Маликульмульк вышел на лестницу первый, спустился немного, прислушался — вроде в этой части замка было тихо. Он пожалел, что из своего жилья не видит Северный двор — понять бы, кто в такое время суток уже проснулся и вовсю суетится.
— Ступай с Богом… Погоди. А отчего этот господин тебе напомнил Кощея Бессмертного? Чем сходен?
— Да носом, поди… Вот такой нос, с горбом, и лицо костлявое, ну, чистый Кощей.
— А ты что, Кощея видела?
— Так Кузьминишна-то сказки сказывала. И каким бы ему еще быть?
Тараторка наконец ушла, а Маликульмульк крепко задумался.
Он узнал, куда подевался несчастный Дивов, но как сообщить об этом его вдове? Старик оказался прав — именно вдове. Он вообще очень много узнал, но были ли игроки с ним искренни? Не сообщили ли они лишь то, что заведомо не принесет им вреда?
И еще… странное поведение Андреаса фон Гомберга, он же — кавалер Андре…
Сдается, что Мартышка ему более всех доверяла. И что-то затевала, для чего ей нужен был еще Леонард Теофраст фон Димшиц (или фон Дишлер, черт его разберет). А мопсовидная Эмилия не была нужна вовсе! И Иоганн Мей — также.
Ночь на Родниковой была прекрасна, однако начинался трудовой день, и Маликульмульк боялся, что как сядет в канцелярии за свой стол после сытного завтрака — так и заснет. Что уж греха таить, поспать он любил. А самое скверное — ведь никто не разбудит. Канцеляристы хитры, они потихоньку собирают на него всякую дрянь, чтобы однажды мелочи сложились в плотный ком. Пока он спит, они будут слушаться Сергеева, и однажды ловко донесут до сведения его сиятельства: господин Крылов-де в канцелярии — украшение, притом бесполезное, и такой же он начальник, как чурбан из басни Лафонтеновой, позаимствованный Лафонтеном у грека Эзопа; там лягушки просили себе у Юпитера царя, и с небес шмякнулся в болото осиновый чурбан… Но ведь и кончится это, как в басне: перестав уважать бессловесный и неподвижный чурбан, они выпросят себе другого царя, и уж тогда им будет послан аист. Господин Сергеев не так кроток и благодушен, как старается казаться. Надо бы как-нибудь изобразить этот сюжет в стихах, благо тут получится картина с натуры…
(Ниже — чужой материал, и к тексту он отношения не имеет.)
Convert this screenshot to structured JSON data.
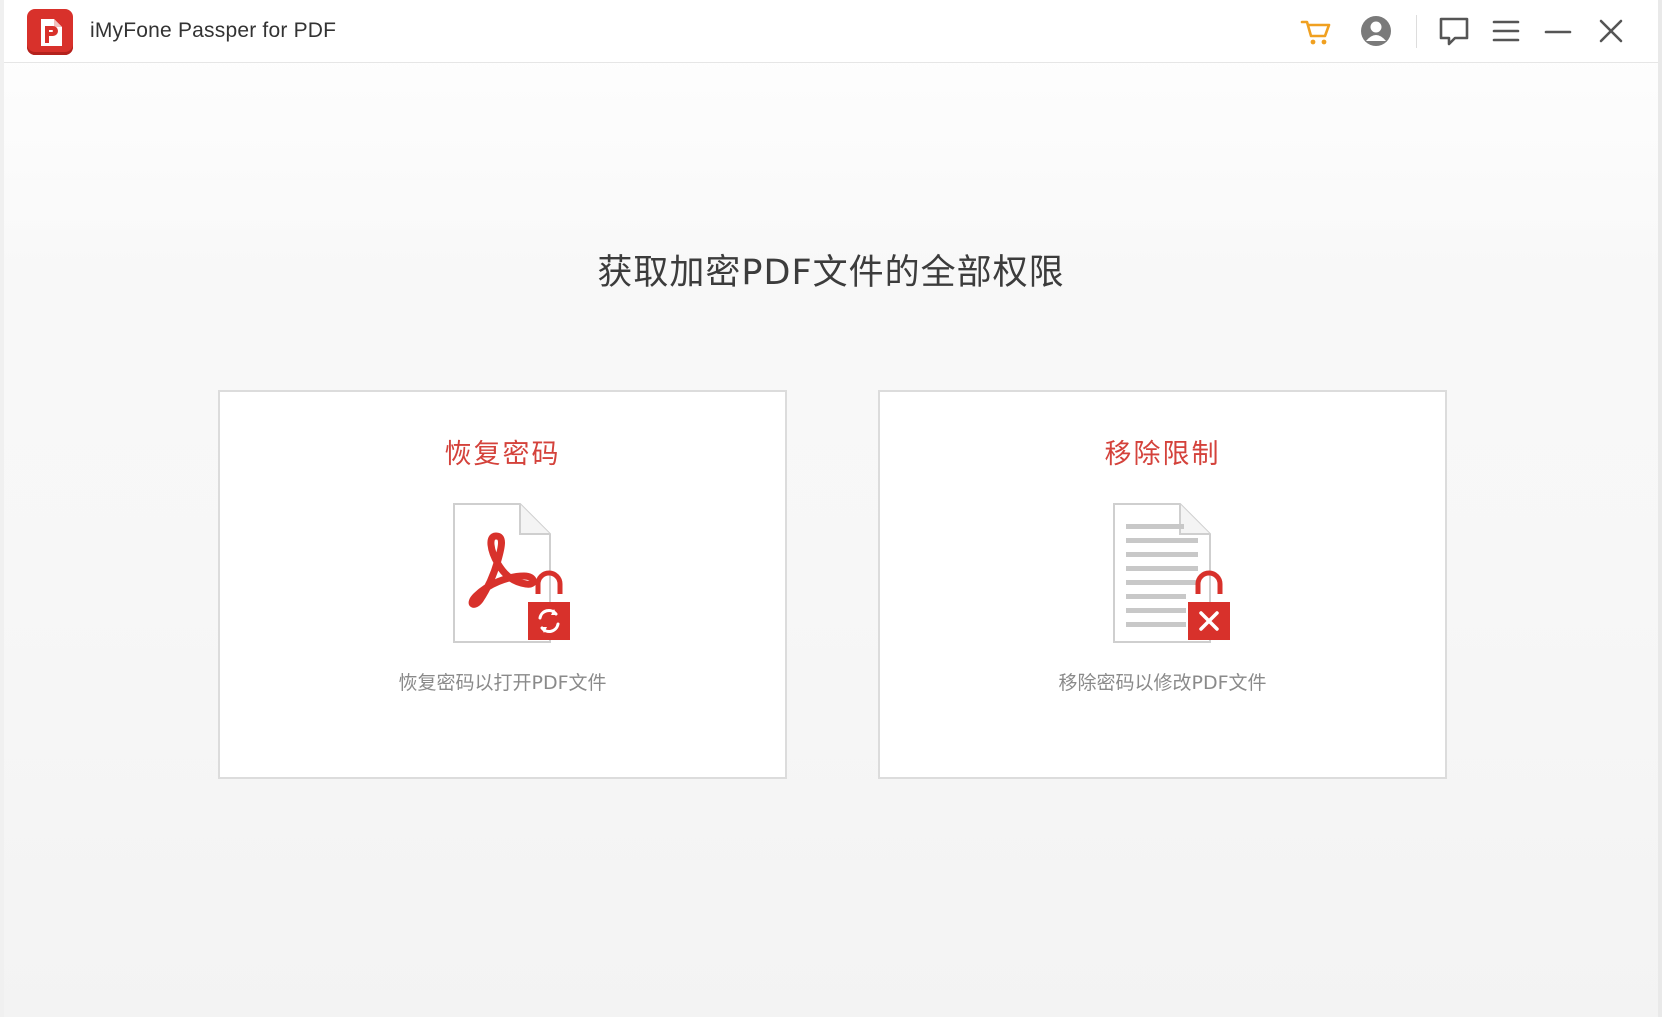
{
  "app": {
    "title": "iMyFone Passper for PDF",
    "accent_color": "#d8312b"
  },
  "toolbar": {
    "icons": [
      {
        "name": "cart-icon",
        "color": "#f0a020"
      },
      {
        "name": "account-icon",
        "color": "#7a7a7a"
      },
      {
        "name": "feedback-icon",
        "color": "#555555"
      },
      {
        "name": "menu-icon",
        "color": "#555555"
      },
      {
        "name": "minimize-icon",
        "color": "#555555"
      },
      {
        "name": "close-icon",
        "color": "#555555"
      }
    ]
  },
  "main": {
    "heading": "获取加密PDF文件的全部权限",
    "cards": [
      {
        "title": "恢复密码",
        "description": "恢复密码以打开PDF文件",
        "icon": "pdf-lock-refresh-icon"
      },
      {
        "title": "移除限制",
        "description": "移除密码以修改PDF文件",
        "icon": "document-lock-remove-icon"
      }
    ]
  }
}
Варвара Васильевна за столом была очень любезна, дамы ее подражали повелительнице. Тараторка глядела лишь себе в тарелку. Маликульмульку жутко делалось при мысли, что кто-то проведает, как шальная девчонка провела ночь в его постели. А ведь и нужно-то самую малость, чтобы заподозрили неладное: подмигнула бы она ему сейчас, намекая на общую тайну, и довольно! Оказывается вольнолюбивым либертином, презирающим ханжество, легко быть лишь на словах, и то — на тех словах, что не звучат, а напечатаны на бумаге. В человеческом общежитии лучше и не пытаться…
Затем Варвара Васильевна прямо при князе предложила любезному Ивану Андреевичу сопроводить ее сегодня на гулянье, а служба пускай подождет. Маликульмульк, поймав взгляд князя, очень деликатно возразил, но подождал княгиню в гостиной и сопроводил ее к экипажу, даже помог взойти.
Терентий с высоты козел смотрел на него загадочно и скорчил укоризненную рожу. Что кучер имел в виду — даже предположить было невозможно. Да и никак не мог Маликульмульк уразуметь, что делается в головах у крепостных людей. Ему все казалось, что эти головы изнутри устроены не так, как у свободного человека. Взять ту же няню Кузьминишну — она ли не выказывала ему свою любовь? И ведь именно через нее, сдается, дошло до княгини известие, что начальник канцелярии на поварне пил водку ведрами, отчего в присутствии подчиненных спал и храпел! И ясно, отчего няня так поступила, и следует ее по-христиански простить, дуру старую, но как же с ней быть, если она опять примется в любви объясняться?..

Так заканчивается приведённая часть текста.